Jim McCormick (left) and Bobby Jurovaty are sworn in as aldermen.
By Dan Moffett
Briny Breezes is considering joining with neighboring communities in a plan to install a network of security cameras that would photograph the license plates of motorists driving on A1A.
Last month, Mayor Mike Hill and Ocean Ridge Police Chief Chris Yannuzzi went on a fact-finding mission to Golden Beach — a wealthy waterfront enclave of 950 people in northern Miami-Dade County — to take a close look at the town’s high-tech camera network.
Thirty years ago, crime in Golden Beach got so bad that officials closed all but one road into and out of the town. Today, a system of some 72 cameras monitors traffic throughout the 1.3-mile-long municipality, and crime is no longer a consuming problem.
Briny is exploring a much smaller system of six cameras that would be positioned along A1A and cover the town’s northern and southern boundaries.
“The purpose is to monitor who is coming into town and who is coming out of town,” Hill said. “The hope is that when the bad guys realize that when they drive through they’re likely to get pulled over, the bad guys will steer clear. I don’t know that’s the case, but it’s an interesting theory.”
Yannuzzi said police departments along the coast are working toward having seamless coverage of A1A traffic through South County. Manalapan has used the cameras for years, and law enforcement officials in Ocean Ridge, Gulf Stream, Boynton Beach and at the Palm Beach County Sheriff’s Office are believers in having the capability to track offenders across jurisdictions.
“Criminals are transient,” Yannuzzi said, “and what’s going on in one community isn’t limited to that community any more.”
The “automatic license plate recognition,” or ALPR, cameras cost about $10,000 each. They have the capability of reading license plates in real time and comparing their numbers with databases of stolen cars and owners with outstanding criminal warrants.
“Obviously, it’s something that’s not going to be cheap,” said Hill, “but it’s something we’re interested in looking at.”
Golden Beach was able to pay for its $500,000 system with forfeiture money — funds that came from seized cash and property of people who committed crimes in the town, mostly drug crimes. Briny, as Hill is happy to point out, doesn’t have bad guys to seize things from, so the town would have to come up with the $60,000 for cameras from more traditional sources.
Besides expense, Hill said opponents of the systems make the Orwellian complaint that “it’s too much like 1984.” The cameras take high-resolution images and are even capable of monitoring boat traffic. Yannuzzi said Lighthouse Point in Broward County installed the cameras four years ago and police since have made more than 100 arrests and seized more than $1 million in forfeitures, as crime fell.

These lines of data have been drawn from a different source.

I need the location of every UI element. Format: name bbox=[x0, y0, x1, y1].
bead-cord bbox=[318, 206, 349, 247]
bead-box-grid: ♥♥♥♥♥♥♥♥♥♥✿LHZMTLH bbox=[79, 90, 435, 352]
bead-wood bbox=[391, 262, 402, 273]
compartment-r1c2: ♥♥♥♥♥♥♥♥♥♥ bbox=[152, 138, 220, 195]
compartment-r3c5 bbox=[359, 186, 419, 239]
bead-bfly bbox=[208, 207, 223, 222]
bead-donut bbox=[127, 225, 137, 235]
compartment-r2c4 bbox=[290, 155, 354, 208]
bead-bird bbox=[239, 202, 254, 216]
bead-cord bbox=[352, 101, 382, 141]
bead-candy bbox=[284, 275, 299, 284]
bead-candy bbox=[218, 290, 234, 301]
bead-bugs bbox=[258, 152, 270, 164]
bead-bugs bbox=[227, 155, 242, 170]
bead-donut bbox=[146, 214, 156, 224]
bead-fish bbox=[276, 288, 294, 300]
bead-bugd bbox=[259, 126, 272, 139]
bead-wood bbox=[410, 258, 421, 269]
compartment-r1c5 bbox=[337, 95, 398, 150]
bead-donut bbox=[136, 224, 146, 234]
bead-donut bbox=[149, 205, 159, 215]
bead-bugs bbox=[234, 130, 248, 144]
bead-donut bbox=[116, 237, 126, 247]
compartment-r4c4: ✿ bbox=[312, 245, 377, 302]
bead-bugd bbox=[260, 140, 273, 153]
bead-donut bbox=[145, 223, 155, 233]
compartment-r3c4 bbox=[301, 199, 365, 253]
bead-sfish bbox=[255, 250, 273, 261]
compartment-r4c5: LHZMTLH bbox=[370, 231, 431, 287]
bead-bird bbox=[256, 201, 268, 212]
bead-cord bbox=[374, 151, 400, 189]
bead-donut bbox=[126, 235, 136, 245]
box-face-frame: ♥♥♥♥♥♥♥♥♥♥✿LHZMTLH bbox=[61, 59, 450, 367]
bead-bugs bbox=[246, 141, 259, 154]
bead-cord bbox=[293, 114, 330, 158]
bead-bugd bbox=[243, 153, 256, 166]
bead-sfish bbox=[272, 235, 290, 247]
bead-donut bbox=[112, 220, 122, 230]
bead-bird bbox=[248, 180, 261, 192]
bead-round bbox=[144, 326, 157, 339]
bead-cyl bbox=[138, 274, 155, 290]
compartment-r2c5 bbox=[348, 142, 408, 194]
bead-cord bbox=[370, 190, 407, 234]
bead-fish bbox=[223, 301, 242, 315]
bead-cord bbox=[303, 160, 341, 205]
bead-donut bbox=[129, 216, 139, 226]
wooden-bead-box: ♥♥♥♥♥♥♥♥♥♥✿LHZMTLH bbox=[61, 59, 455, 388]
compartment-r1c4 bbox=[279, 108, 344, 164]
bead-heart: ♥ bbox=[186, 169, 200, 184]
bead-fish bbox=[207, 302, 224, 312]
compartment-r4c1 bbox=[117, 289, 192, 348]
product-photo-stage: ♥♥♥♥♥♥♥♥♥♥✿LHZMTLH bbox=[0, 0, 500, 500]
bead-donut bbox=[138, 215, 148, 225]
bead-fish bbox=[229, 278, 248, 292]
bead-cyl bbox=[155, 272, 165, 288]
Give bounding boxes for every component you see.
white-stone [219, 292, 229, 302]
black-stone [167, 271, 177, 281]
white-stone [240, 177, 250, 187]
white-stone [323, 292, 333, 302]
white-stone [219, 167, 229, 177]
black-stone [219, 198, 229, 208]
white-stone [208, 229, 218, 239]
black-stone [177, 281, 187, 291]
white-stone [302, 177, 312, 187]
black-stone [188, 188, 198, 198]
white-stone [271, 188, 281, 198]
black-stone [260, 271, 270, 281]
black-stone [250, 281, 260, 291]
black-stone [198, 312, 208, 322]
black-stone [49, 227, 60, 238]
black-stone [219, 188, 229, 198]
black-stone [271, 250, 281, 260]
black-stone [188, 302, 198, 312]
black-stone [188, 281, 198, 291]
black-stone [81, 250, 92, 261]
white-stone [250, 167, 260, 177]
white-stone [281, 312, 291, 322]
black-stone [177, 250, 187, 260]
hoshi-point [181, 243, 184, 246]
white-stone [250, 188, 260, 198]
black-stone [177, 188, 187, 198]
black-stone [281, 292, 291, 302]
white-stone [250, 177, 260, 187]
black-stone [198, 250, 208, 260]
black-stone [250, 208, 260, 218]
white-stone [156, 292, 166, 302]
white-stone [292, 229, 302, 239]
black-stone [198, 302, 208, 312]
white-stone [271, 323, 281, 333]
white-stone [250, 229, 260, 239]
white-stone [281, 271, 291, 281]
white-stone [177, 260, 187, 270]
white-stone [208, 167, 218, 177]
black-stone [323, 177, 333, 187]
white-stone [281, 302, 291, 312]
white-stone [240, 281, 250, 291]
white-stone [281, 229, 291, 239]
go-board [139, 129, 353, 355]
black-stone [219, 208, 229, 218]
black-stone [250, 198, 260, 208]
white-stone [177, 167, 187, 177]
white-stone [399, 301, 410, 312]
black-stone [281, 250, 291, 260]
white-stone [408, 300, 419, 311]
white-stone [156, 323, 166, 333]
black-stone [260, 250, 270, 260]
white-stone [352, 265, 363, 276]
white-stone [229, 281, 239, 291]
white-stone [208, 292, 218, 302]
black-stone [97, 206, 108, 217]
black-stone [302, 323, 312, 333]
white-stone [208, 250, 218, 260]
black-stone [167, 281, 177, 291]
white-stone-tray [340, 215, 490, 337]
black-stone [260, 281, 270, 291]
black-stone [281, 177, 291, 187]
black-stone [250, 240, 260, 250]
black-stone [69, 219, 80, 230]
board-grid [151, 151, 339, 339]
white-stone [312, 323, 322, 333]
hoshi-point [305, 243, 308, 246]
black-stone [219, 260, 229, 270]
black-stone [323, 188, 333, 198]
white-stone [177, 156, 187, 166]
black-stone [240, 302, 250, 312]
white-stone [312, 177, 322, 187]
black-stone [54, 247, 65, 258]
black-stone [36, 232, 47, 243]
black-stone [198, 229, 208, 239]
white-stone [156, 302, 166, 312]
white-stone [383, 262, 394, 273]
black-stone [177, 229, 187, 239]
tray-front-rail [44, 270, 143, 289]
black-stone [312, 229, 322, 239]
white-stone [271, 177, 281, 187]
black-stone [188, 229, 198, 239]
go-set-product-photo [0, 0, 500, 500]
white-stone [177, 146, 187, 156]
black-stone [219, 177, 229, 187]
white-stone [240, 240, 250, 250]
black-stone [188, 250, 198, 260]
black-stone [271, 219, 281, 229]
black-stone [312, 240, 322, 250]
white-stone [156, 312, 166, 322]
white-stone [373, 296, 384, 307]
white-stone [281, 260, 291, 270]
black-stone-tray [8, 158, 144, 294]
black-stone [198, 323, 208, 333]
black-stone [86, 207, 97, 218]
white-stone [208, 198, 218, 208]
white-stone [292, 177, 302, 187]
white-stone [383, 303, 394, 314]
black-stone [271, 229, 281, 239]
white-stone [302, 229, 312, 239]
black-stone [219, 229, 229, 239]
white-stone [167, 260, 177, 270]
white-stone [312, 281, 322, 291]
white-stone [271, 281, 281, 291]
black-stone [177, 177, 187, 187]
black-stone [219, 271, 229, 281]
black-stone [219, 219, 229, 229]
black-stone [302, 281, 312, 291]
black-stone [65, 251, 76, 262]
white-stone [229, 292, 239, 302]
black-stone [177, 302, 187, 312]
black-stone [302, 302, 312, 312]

Town Council members decided to do more research on the cameras and how to pay for them, then take the matter up later this year.
In other business:
The town swore in two new members to the council to replace Nancy Boczon and Pete Fingerhut who gave up their seats over the last two months.
New Alderman Bobby Jurovaty has owned property in Briny since 1999 and been a resident in the town for three years. Jim McCormick has lived in Briny for 17 years and served on the Planning and Zoning Board for the past two years.
Both were approved unanimously by the council.